そのため、田地を把握することは、税や地方支配ともつながっておりました。
民部卿は、華やかな宮廷の裏側で、国の土台を支える分野に関わる官職といえますわ。
源氏物語で民部卿が出てきたら
『源氏物語』で民部卿が出てきたら、単なる名前の一部として流さないほうがよろしいです。
そこには、その人物が朝廷の中で高い地位にいることが表れております。
高位の官職を持つ人物として読む
民部卿は、民部省の長官でございます。
省の長官である以上、朝廷の中でも高い地位にある人物と考えられます。
そのため、民部卿という肩書きが出てきたら、その人物は一定以上の身分や政治的な立場を持つ人だと読むとよろしいですわ。
実務系の高官として読む
民部卿は、華やかな儀式だけに関わる役職ではありません。
税、戸籍、土地といった、国の管理に関わる分野の長官です。
そのため、現代風に申しますと、実務に強い省庁トップ級の人物としてイメージするとわかりやすいです。

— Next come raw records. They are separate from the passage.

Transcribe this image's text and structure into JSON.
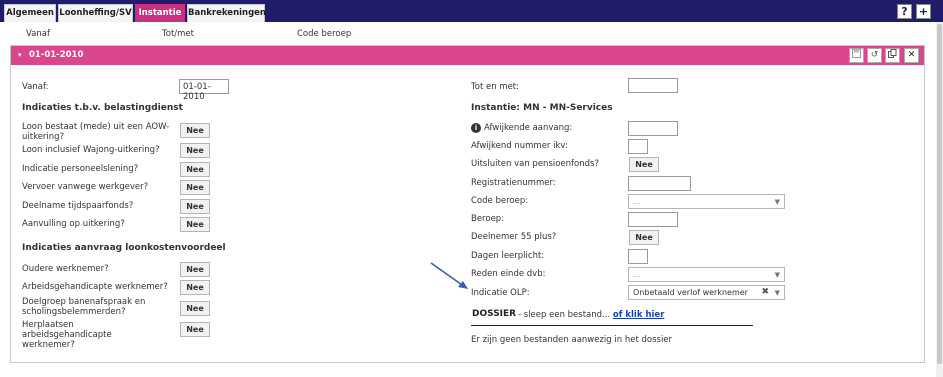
{
  "tabs": [
    {
      "label": "Algemeen"
    },
    {
      "label": "Loonheffing/SV"
    },
    {
      "label": "Instantie"
    },
    {
      "label": "Bankrekeningen"
    }
  ],
  "active_tab": "Instantie",
  "top_buttons": {
    "help": "?",
    "add": "+"
  },
  "columns": {
    "vanaf": "Vanaf",
    "tot_met": "Tot/met",
    "code_beroep": "Code beroep"
  },
  "panel": {
    "title": "01-01-2010",
    "header_icons": [
      "save-icon",
      "undo-icon",
      "copy-icon",
      "close-icon"
    ],
    "close_glyph": "✕"
  },
  "left": {
    "vanaf_label": "Vanaf:",
    "vanaf_value": "01-01-2010",
    "section1_title": "Indicaties t.b.v. belastingdienst",
    "section1_items": [
      {
        "label": "Loon bestaat (mede) uit een AOW-uitkering?",
        "value": "Nee"
      },
      {
        "label": "Loon inclusief Wajong-uitkering?",
        "value": "Nee"
      },
      {
        "label": "Indicatie personeelslening?",
        "value": "Nee"
      },
      {
        "label": "Vervoer vanwege werkgever?",
        "value": "Nee"
      },
      {
        "label": "Deelname tijdspaarfonds?",
        "value": "Nee"
      },
      {
        "label": "Aanvulling op uitkering?",
        "value": "Nee"
      }
    ],
    "section2_title": "Indicaties aanvraag loonkostenvoordeel",
    "section2_items": [
      {
        "label": "Oudere werknemer?",
        "value": "Nee"
      },
      {
        "label": "Arbeidsgehandicapte werknemer?",
        "value": "Nee"
      },
      {
        "label": "Doelgroep banenafspraak en scholingsbelemmerden?",
        "value": "Nee"
      },
      {
        "label": "Herplaatsen arbeidsgehandicapte werknemer?",
        "value": "Nee"
      }
    ]
  },
  "right": {
    "tot_label": "Tot en met:",
    "tot_value": "",
    "instantie_title": "Instantie: MN - MN-Services",
    "afwijkende_aanvang": "Afwijkende aanvang:",
    "afwijkend_nummer_ikv": "Afwijkend nummer ikv:",
    "uitsluiten_pensioen": "Uitsluiten van pensioenfonds?",
    "uitsluiten_value": "Nee",
    "registratienummer": "Registratienummer:",
    "code_beroep_label": "Code beroep:",
    "code_beroep_placeholder": "...",
    "beroep_label": "Beroep:",
    "deelnemer55_label": "Deelnemer 55 plus?",
    "deelnemer55_value": "Nee",
    "dagen_leerplicht": "Dagen leerplicht:",
    "reden_einde_label": "Reden einde dvb:",
    "reden_einde_placeholder": "...",
    "indicatie_olp_label": "Indicatie OLP:",
    "indicatie_olp_value": "Onbetaald verlof werknemer"
  },
  "dossier": {
    "title": "DOSSIER",
    "drop_text": "- sleep een bestand...",
    "link_text": "of klik hier",
    "empty_text": "Er zijn geen bestanden aanwezig in het dossier"
  },
  "colors": {
    "nav": "#1f1d6b",
    "accent": "#c9307e",
    "panel_header": "#d9468e",
    "arrow": "#3d5ea8"
  }
}
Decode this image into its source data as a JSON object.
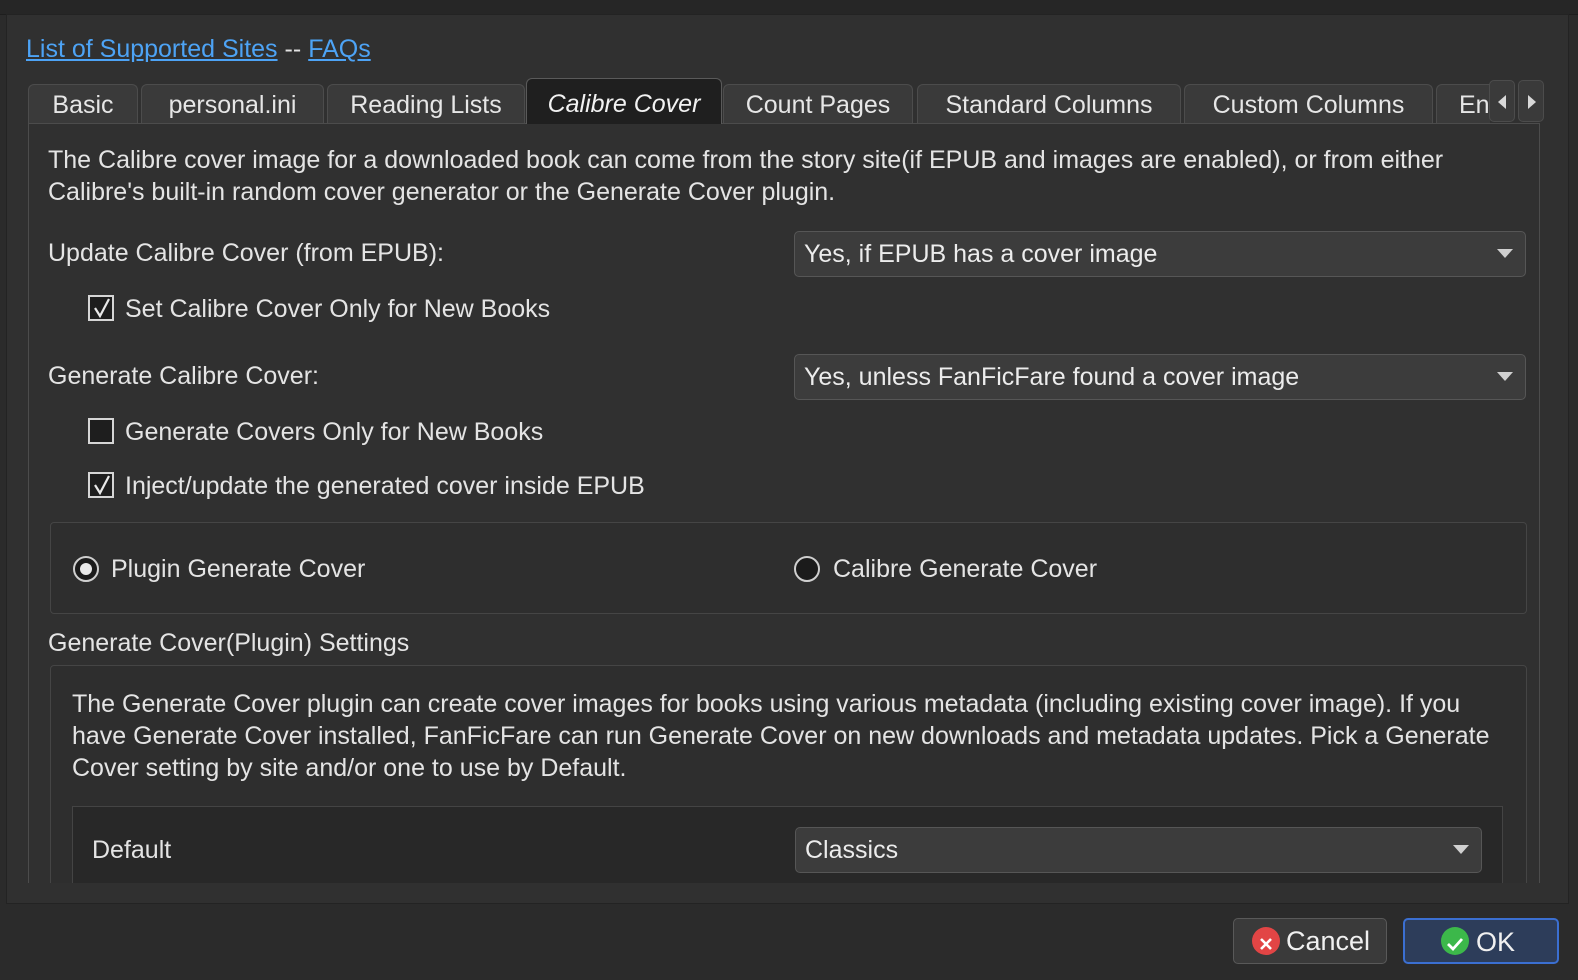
{
  "links": {
    "supported_sites": "List of Supported Sites",
    "separator": "--",
    "faqs": "FAQs"
  },
  "tabs": [
    {
      "label": "Basic",
      "active": false
    },
    {
      "label": "personal.ini",
      "active": false
    },
    {
      "label": "Reading Lists",
      "active": false
    },
    {
      "label": "Calibre Cover",
      "active": true
    },
    {
      "label": "Count Pages",
      "active": false
    },
    {
      "label": "Standard Columns",
      "active": false
    },
    {
      "label": "Custom Columns",
      "active": false
    },
    {
      "label": "En",
      "active": false
    }
  ],
  "tab_scroll": {
    "left_icon": "triangle-left-icon",
    "right_icon": "triangle-right-icon"
  },
  "cover_tab": {
    "intro": "The Calibre cover image for a downloaded book can come from the story site(if EPUB and images are enabled), or from either Calibre's built-in random cover generator or the Generate Cover plugin.",
    "update_cover_label": "Update Calibre Cover (from EPUB):",
    "update_cover_value": "Yes, if EPUB has a cover image",
    "set_cover_new_books": {
      "label": "Set Calibre Cover Only for New Books",
      "checked": true
    },
    "generate_cover_label": "Generate Calibre Cover:",
    "generate_cover_value": "Yes, unless FanFicFare found a cover image",
    "generate_new_books": {
      "label": "Generate Covers Only for New Books",
      "checked": false
    },
    "inject_cover": {
      "label": "Inject/update the generated cover inside EPUB",
      "checked": true
    },
    "radio_plugin": {
      "label": "Plugin Generate Cover",
      "checked": true
    },
    "radio_calibre": {
      "label": "Calibre Generate Cover",
      "checked": false
    },
    "plugin_settings_title": "Generate Cover(Plugin) Settings",
    "plugin_settings_desc": "The Generate Cover plugin can create cover images for books using various metadata (including existing cover image).  If you have Generate Cover installed, FanFicFare can run Generate Cover on new downloads and metadata updates.  Pick a Generate Cover setting by site and/or one to use by Default.",
    "default_label": "Default",
    "default_value": "Classics"
  },
  "buttons": {
    "cancel": {
      "label": "Cancel",
      "icon": "cancel-icon",
      "color": "#e24545"
    },
    "ok": {
      "label": "OK",
      "icon": "ok-check-icon",
      "color": "#3cb84a"
    }
  }
}
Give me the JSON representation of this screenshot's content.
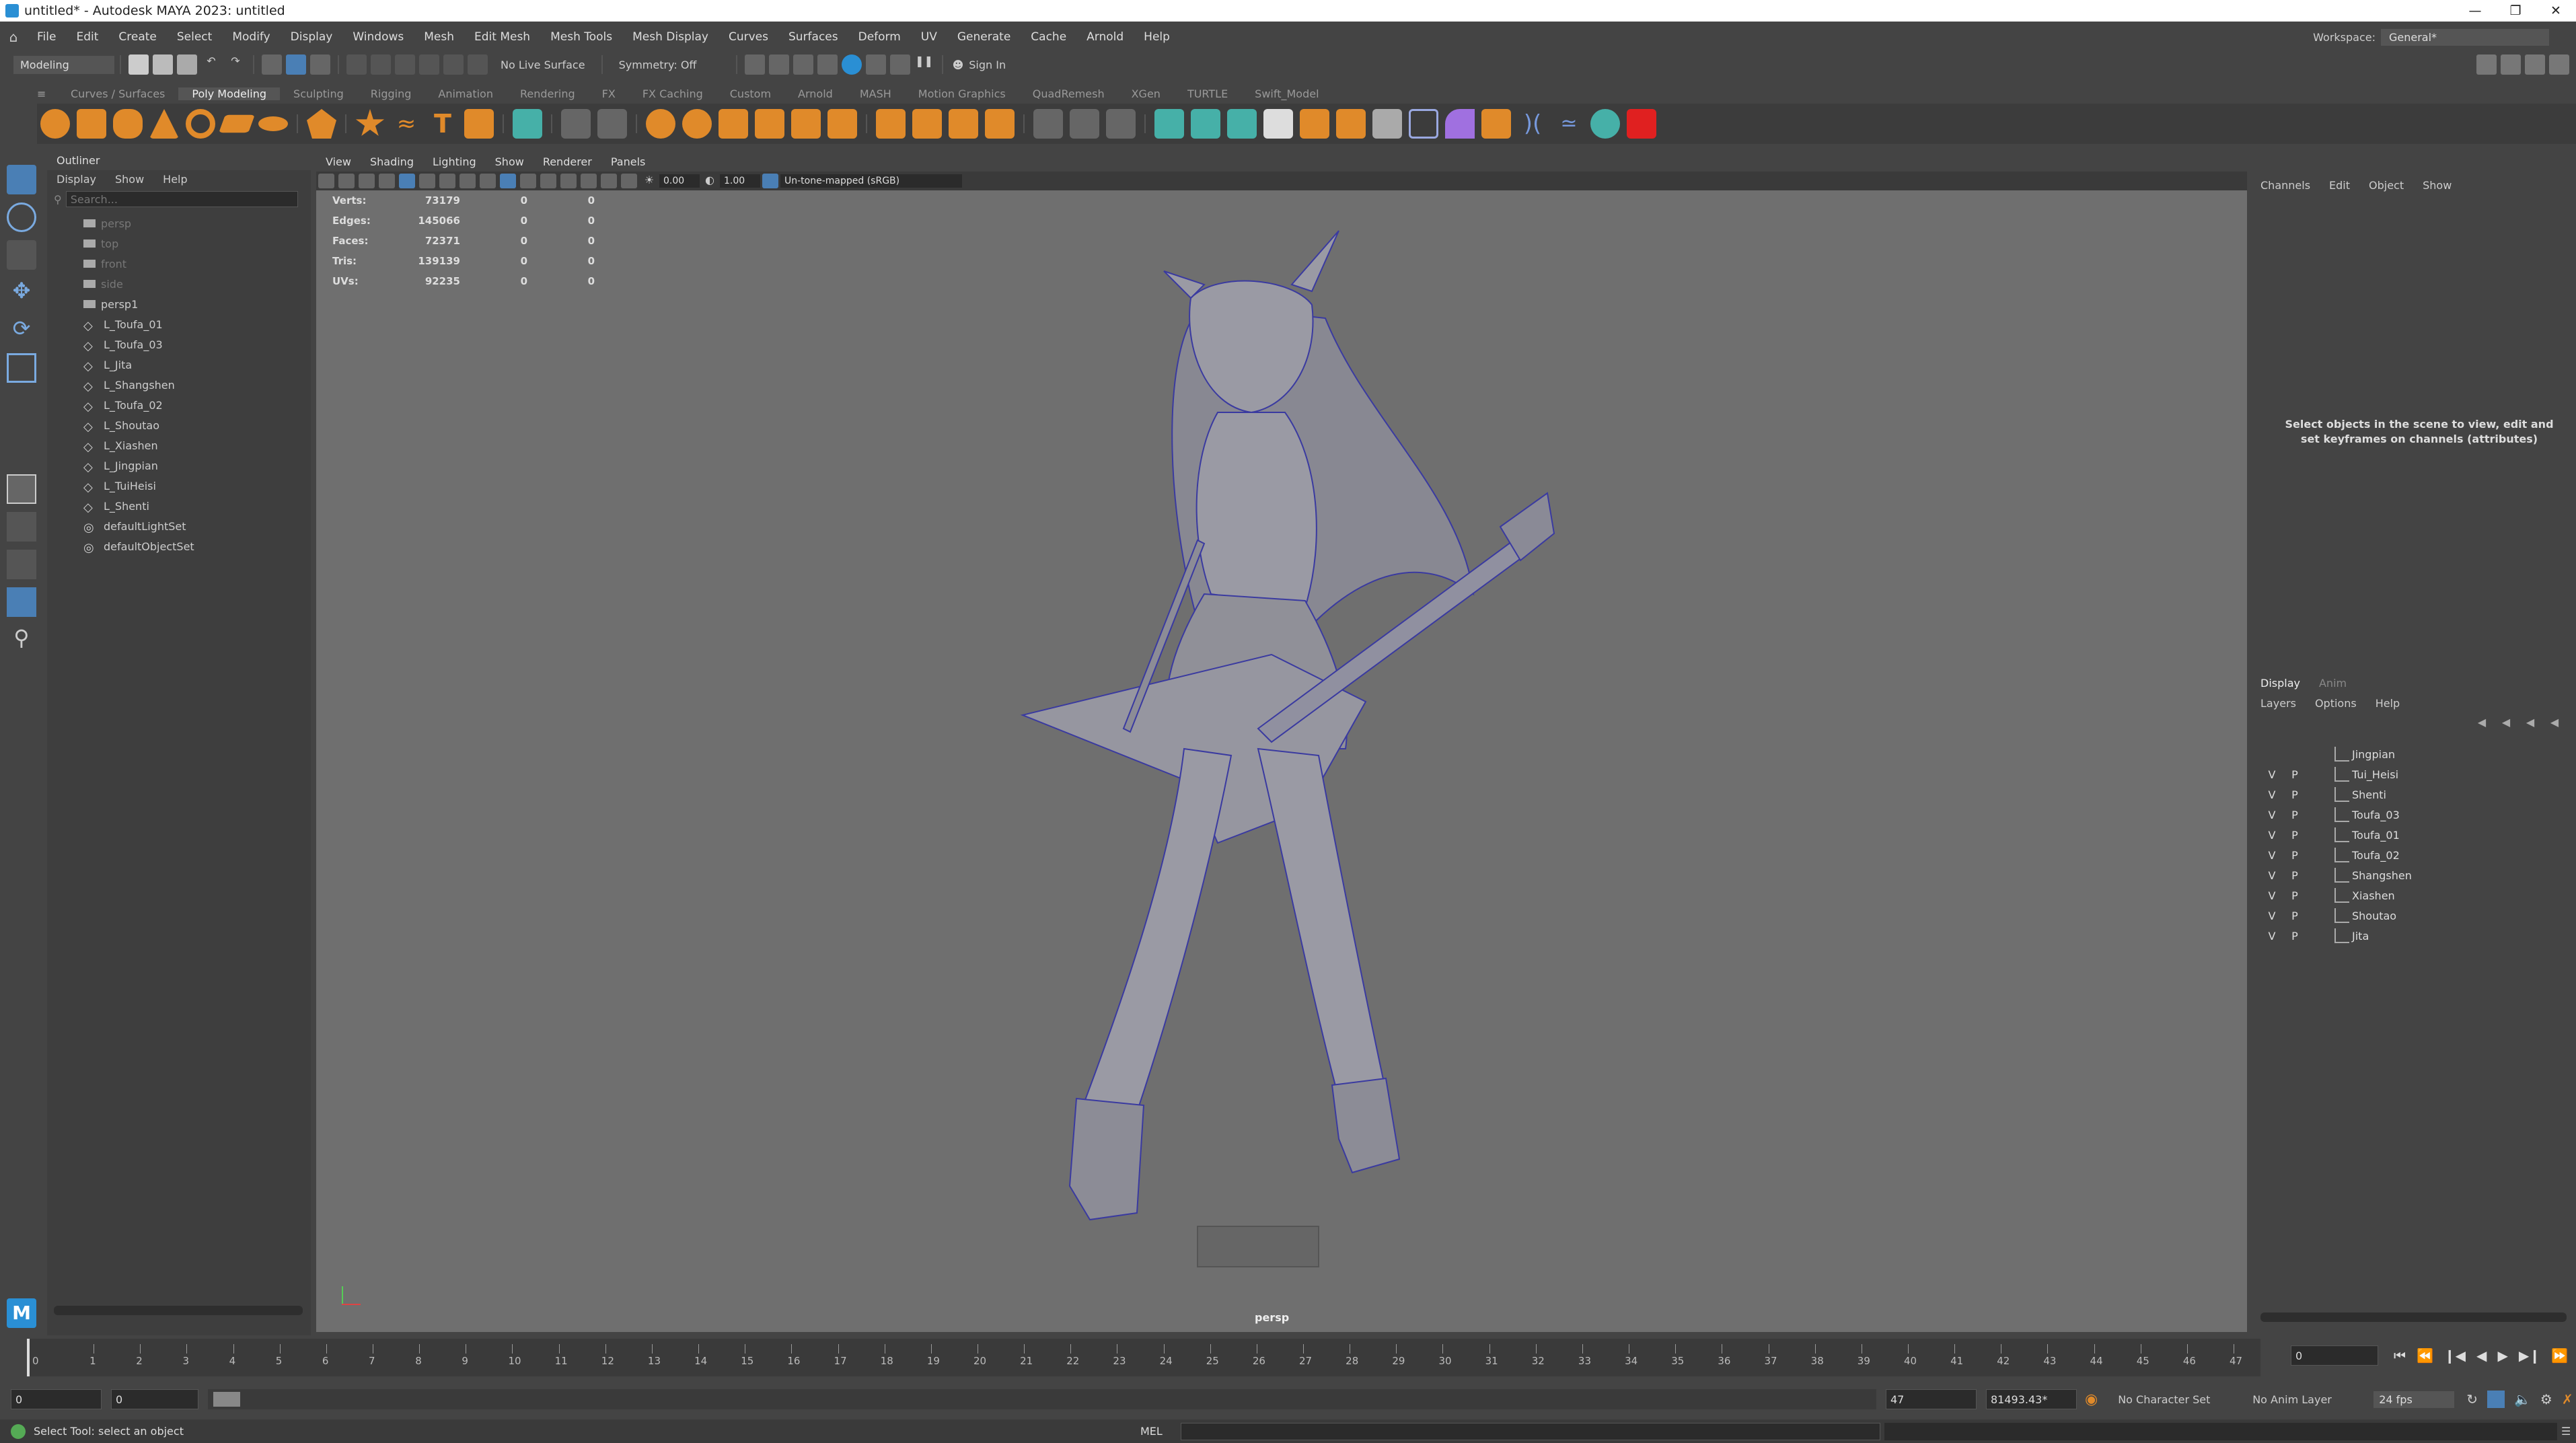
{
  "window": {
    "title": "untitled* - Autodesk MAYA 2023: untitled"
  },
  "menu": [
    "File",
    "Edit",
    "Create",
    "Select",
    "Modify",
    "Display",
    "Windows",
    "Mesh",
    "Edit Mesh",
    "Mesh Tools",
    "Mesh Display",
    "Curves",
    "Surfaces",
    "Deform",
    "UV",
    "Generate",
    "Cache",
    "Arnold",
    "Help"
  ],
  "workspace": {
    "label": "Workspace:",
    "value": "General*"
  },
  "statusline": {
    "mode": "Modeling",
    "live_surface": "No Live Surface",
    "symmetry": "Symmetry: Off",
    "sign_in": "Sign In"
  },
  "shelf_tabs": [
    "Curves / Surfaces",
    "Poly Modeling",
    "Sculpting",
    "Rigging",
    "Animation",
    "Rendering",
    "FX",
    "FX Caching",
    "Custom",
    "Arnold",
    "MASH",
    "Motion Graphics",
    "QuadRemesh",
    "XGen",
    "TURTLE",
    "Swift_Model"
  ],
  "shelf_active": "Poly Modeling",
  "shelf_colors": {
    "orange": "#e08a2a",
    "teal": "#46b0a8",
    "red": "#e02020"
  },
  "outliner": {
    "title": "Outliner",
    "menu": [
      "Display",
      "Show",
      "Help"
    ],
    "search_placeholder": "Search...",
    "items": [
      {
        "name": "persp",
        "type": "camera",
        "dim": true
      },
      {
        "name": "top",
        "type": "camera",
        "dim": true
      },
      {
        "name": "front",
        "type": "camera",
        "dim": true
      },
      {
        "name": "side",
        "type": "camera",
        "dim": true
      },
      {
        "name": "persp1",
        "type": "camera",
        "dim": false
      },
      {
        "name": "L_Toufa_01",
        "type": "mesh",
        "dim": false
      },
      {
        "name": "L_Toufa_03",
        "type": "mesh",
        "dim": false
      },
      {
        "name": "L_Jita",
        "type": "mesh",
        "dim": false
      },
      {
        "name": "L_Shangshen",
        "type": "mesh",
        "dim": false
      },
      {
        "name": "L_Toufa_02",
        "type": "mesh",
        "dim": false
      },
      {
        "name": "L_Shoutao",
        "type": "mesh",
        "dim": false
      },
      {
        "name": "L_Xiashen",
        "type": "mesh",
        "dim": false
      },
      {
        "name": "L_Jingpian",
        "type": "mesh",
        "dim": false
      },
      {
        "name": "L_TuiHeisi",
        "type": "mesh",
        "dim": false
      },
      {
        "name": "L_Shenti",
        "type": "mesh",
        "dim": false
      },
      {
        "name": "defaultLightSet",
        "type": "set",
        "dim": false
      },
      {
        "name": "defaultObjectSet",
        "type": "set",
        "dim": false
      }
    ]
  },
  "viewport": {
    "menu": [
      "View",
      "Shading",
      "Lighting",
      "Show",
      "Renderer",
      "Panels"
    ],
    "exposure": "0.00",
    "gamma": "1.00",
    "colorspace": "Un-tone-mapped (sRGB)",
    "camera_label": "persp",
    "hud": [
      {
        "label": "Verts:",
        "a": "73179",
        "b": "0",
        "c": "0"
      },
      {
        "label": "Edges:",
        "a": "145066",
        "b": "0",
        "c": "0"
      },
      {
        "label": "Faces:",
        "a": "72371",
        "b": "0",
        "c": "0"
      },
      {
        "label": "Tris:",
        "a": "139139",
        "b": "0",
        "c": "0"
      },
      {
        "label": "UVs:",
        "a": "92235",
        "b": "0",
        "c": "0"
      }
    ],
    "wire_color": "#3a3aa0"
  },
  "channelbox": {
    "menu": [
      "Channels",
      "Edit",
      "Object",
      "Show"
    ],
    "message": "Select objects in the scene to view, edit and set keyframes on channels (attributes)"
  },
  "layers": {
    "tabs": [
      "Display",
      "Anim"
    ],
    "menu": [
      "Layers",
      "Options",
      "Help"
    ],
    "items": [
      {
        "v": "",
        "p": "",
        "name": "Jingpian"
      },
      {
        "v": "V",
        "p": "P",
        "name": "Tui_Heisi"
      },
      {
        "v": "V",
        "p": "P",
        "name": "Shenti"
      },
      {
        "v": "V",
        "p": "P",
        "name": "Toufa_03"
      },
      {
        "v": "V",
        "p": "P",
        "name": "Toufa_01"
      },
      {
        "v": "V",
        "p": "P",
        "name": "Toufa_02"
      },
      {
        "v": "V",
        "p": "P",
        "name": "Shangshen"
      },
      {
        "v": "V",
        "p": "P",
        "name": "Xiashen"
      },
      {
        "v": "V",
        "p": "P",
        "name": "Shoutao"
      },
      {
        "v": "V",
        "p": "P",
        "name": "Jita"
      }
    ]
  },
  "timeline": {
    "ticks": [
      "1",
      "2",
      "3",
      "4",
      "5",
      "6",
      "7",
      "8",
      "9",
      "10",
      "11",
      "12",
      "13",
      "14",
      "15",
      "16",
      "17",
      "18",
      "19",
      "20",
      "21",
      "22",
      "23",
      "24",
      "25",
      "26",
      "27",
      "28",
      "29",
      "30",
      "31",
      "32",
      "33",
      "34",
      "35",
      "36",
      "37",
      "38",
      "39",
      "40",
      "41",
      "42",
      "43",
      "44",
      "45",
      "46",
      "47"
    ],
    "current_frame": "0",
    "current_field": "0"
  },
  "range": {
    "start": "0",
    "start2": "0",
    "end": "47",
    "end2": "81493.43*",
    "character_set": "No Character Set",
    "anim_layer": "No Anim Layer",
    "fps": "24 fps"
  },
  "helpline": {
    "mel": "MEL",
    "message": "Select Tool: select an object"
  }
}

『源氏物語』の中では、恋愛や人間関係の裏側に、こうした官職や家柄の重みが隠れていることがあるのですわ。
民部卿を現代風にたとえると
民部卿は、現代に完全に一致する役職ではございません。
けれども、イメージしやすくするなら、次のように考えられます。
- 財政や税に関わる省庁のトップ級官僚
- 戸籍や地方行政に関わる高官
- 土地や人口の管理に関わる役所の長官
- 朝廷の実務を支えるエリート官僚
ただし、現代の一つの省庁にぴったり当てはまるわけではございません。
平安時代の制度として、民部省という役所の長官だったと押さえるのが大切です。
民部卿とほかの卿の違い
古典では、民部卿以外にも、式部卿、兵部卿、治部卿などの言葉が出てくることがございます。
これらは、それぞれ担当する省が違います。
式部卿との違い
式部卿は、式部省の長官でございます。
式部省は、官人の人事や教育に関わる役所です。
一方、民部卿は民部省の長官で、戸籍や税、田地などに関わります。
つまり、式部卿は人事・教育系、民部卿は民政・税・土地系と考えるとわかりやすいですわ。
兵部卿との違い
兵部卿は、兵部省の長官でございます。
兵部省は、軍事や武官の人事に関わる役所です。
一方、民部卿は税や戸籍、田地に関わります。
ですから、兵部卿は軍事系、民部卿は民政・財政系と整理するとよろしいです。
まとめ:民部卿の意味を整理
最後に、民部卿の意味を整理しておきましょう。
ポイント
- 民部卿は「みんぶきょう」と読む。
- 民部省の長官を表す官職。
- 民部省は律令制の八省のひとつ。
- 戸籍、租税、賦役、田地などに関わる。
- 現代風には、財政・地方行政・戸籍に関わる省庁トップ級の高官。
- 『源氏物語』では、朝廷内で高い地位を持つ人物として読める。
一言でいうと
民部卿とは、民部省の長官で、戸籍・税・田地などに関わる平安時代の高官でございます。
『源氏物語』で出てきたら、朝廷の実務を支える官職として読むとよろしいですわ。